|Budget Amount *help
¥2,100,000 (Direct Cost: ¥2,100,000)
Fiscal Year 2003: ¥500,000 (Direct Cost: ¥500,000)
Fiscal Year 2002: ¥1,100,000 (Direct Cost: ¥1,100,000)
Fiscal Year 2001: ¥500,000 (Direct Cost: ¥500,000)
In 2001, we investigated primary location and character of the neurotoxic lesions caused by tetracaine, lidocaine, bupivacaine, mepibacaine, prilocaine, procaine, dibucaine, levobupivacaine, ropivacaine. We found that these lesions commonly commence from posterior root just entrance into the spinal cord, extending to posterior white matter due to axonal degeneration.
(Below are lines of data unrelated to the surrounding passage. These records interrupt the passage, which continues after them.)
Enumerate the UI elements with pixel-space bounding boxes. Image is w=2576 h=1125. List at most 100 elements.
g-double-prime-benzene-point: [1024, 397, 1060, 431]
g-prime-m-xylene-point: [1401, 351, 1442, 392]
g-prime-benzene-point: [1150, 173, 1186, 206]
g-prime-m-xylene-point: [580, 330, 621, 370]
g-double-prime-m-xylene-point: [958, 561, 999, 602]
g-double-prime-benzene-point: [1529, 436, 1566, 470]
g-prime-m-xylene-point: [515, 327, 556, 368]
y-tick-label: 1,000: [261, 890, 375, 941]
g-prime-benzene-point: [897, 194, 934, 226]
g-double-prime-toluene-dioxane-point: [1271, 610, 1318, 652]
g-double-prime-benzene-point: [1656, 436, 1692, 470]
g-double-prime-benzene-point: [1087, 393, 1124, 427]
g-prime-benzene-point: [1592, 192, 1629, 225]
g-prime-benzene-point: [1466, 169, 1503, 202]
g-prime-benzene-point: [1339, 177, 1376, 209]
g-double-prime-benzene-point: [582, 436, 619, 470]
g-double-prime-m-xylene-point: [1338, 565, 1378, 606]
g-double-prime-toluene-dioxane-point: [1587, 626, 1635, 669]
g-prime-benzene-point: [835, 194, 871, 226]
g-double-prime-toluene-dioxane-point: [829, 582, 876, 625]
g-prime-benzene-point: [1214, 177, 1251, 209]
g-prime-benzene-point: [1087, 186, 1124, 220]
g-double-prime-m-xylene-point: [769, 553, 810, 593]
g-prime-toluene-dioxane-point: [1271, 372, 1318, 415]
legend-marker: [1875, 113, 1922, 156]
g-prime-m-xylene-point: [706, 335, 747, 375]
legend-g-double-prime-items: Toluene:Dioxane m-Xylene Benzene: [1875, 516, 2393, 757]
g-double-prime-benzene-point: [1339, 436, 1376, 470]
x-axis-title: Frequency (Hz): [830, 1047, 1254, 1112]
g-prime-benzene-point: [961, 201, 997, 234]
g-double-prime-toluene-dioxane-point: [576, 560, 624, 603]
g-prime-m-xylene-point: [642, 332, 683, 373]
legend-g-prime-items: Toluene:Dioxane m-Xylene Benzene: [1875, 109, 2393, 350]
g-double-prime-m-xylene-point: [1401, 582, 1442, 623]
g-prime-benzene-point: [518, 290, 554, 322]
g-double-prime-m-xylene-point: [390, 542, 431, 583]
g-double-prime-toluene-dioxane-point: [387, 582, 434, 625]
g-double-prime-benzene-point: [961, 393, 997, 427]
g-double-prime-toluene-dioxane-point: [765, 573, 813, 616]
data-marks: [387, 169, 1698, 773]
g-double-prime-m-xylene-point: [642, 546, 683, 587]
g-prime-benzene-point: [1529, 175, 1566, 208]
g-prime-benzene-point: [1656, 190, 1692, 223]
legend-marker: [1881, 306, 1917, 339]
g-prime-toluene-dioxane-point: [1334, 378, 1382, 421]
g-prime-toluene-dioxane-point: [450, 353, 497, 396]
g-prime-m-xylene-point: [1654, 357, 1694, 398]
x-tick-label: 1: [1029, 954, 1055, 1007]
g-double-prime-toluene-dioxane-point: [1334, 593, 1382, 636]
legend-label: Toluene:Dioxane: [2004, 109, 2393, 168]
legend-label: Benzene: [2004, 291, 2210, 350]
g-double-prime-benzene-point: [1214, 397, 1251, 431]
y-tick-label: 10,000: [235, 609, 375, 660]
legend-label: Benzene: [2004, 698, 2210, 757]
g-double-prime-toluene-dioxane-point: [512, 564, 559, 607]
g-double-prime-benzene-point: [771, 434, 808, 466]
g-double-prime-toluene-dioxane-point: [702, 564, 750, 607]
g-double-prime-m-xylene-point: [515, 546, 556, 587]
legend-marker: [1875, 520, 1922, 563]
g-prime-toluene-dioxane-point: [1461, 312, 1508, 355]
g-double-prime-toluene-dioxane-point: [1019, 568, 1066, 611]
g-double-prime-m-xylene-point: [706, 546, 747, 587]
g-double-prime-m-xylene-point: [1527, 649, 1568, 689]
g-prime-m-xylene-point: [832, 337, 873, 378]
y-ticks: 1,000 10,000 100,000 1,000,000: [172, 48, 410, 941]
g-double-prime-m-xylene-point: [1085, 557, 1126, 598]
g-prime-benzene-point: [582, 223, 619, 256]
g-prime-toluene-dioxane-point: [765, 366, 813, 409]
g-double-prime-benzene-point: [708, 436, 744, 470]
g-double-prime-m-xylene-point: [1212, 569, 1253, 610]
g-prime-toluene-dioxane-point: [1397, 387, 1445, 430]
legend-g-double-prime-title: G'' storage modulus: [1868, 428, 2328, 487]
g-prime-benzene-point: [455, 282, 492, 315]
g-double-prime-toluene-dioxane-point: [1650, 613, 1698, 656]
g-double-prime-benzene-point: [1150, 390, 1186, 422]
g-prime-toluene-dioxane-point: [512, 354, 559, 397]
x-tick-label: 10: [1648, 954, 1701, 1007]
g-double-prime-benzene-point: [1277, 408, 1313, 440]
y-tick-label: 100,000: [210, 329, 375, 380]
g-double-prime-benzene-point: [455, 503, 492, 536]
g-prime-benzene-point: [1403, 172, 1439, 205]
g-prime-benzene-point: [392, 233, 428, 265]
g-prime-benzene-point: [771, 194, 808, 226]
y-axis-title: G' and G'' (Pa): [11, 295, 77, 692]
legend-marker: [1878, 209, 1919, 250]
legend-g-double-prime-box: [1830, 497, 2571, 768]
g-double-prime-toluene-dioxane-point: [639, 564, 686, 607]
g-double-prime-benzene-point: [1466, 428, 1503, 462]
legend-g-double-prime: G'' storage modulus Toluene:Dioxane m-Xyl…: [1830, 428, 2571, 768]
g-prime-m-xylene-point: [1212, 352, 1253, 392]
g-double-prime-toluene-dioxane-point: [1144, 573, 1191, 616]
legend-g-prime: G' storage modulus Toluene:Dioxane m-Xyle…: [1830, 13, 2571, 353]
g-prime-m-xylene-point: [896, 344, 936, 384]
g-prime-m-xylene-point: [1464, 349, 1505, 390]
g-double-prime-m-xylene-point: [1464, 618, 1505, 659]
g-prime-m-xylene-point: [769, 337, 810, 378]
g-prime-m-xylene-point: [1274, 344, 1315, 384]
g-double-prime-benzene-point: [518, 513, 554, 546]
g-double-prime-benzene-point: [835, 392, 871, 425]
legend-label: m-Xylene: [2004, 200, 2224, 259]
Thus, histopathogical character was virtually identical. However, grade of neurotoxicity was quite different. In our result, bupivacaine, lidocaine, tetracaine has higher neurotoxicity in order, while ropivacaine, levobupivacaine, procaine have less neurotoxicity in order. In 2002 and 2003, to determine mechanisms of neurotoxicity of lidocaine, the lidocaine-induced impairment of axonal transport in cultured mouse dorsal root ganglion neurons was investigated. Lidocaine inhibited axonal transport in a dose-dependent manner. Higher concentrations (50-100 mM) of lidocaine caused membrane rupture and cell death. Ca2+-free solution and the Ca2+calmodulin Kinase II (CAM Kinase II) inhibitor KN-62 reduced the inhibition of axonal transport but not membrane rupture. Lysophosphatidic acid, a bioactive phospholipid, blocked both the inhibition of axonal transport and membrane rupture. Thus, lidocaine at tower concentration(<10 mM) may form pores in the membrane, resulting in Ca2+ influx and activation of CAM Kinase II to inhibit axonal transport. Neurotoxic effect of higher concentrations of lidocaine seems to be a direct disruption of cell membrane. Lysophosphatidic acid may be useful to prevent neurotoxicity of lidocaine even at higher concentrations.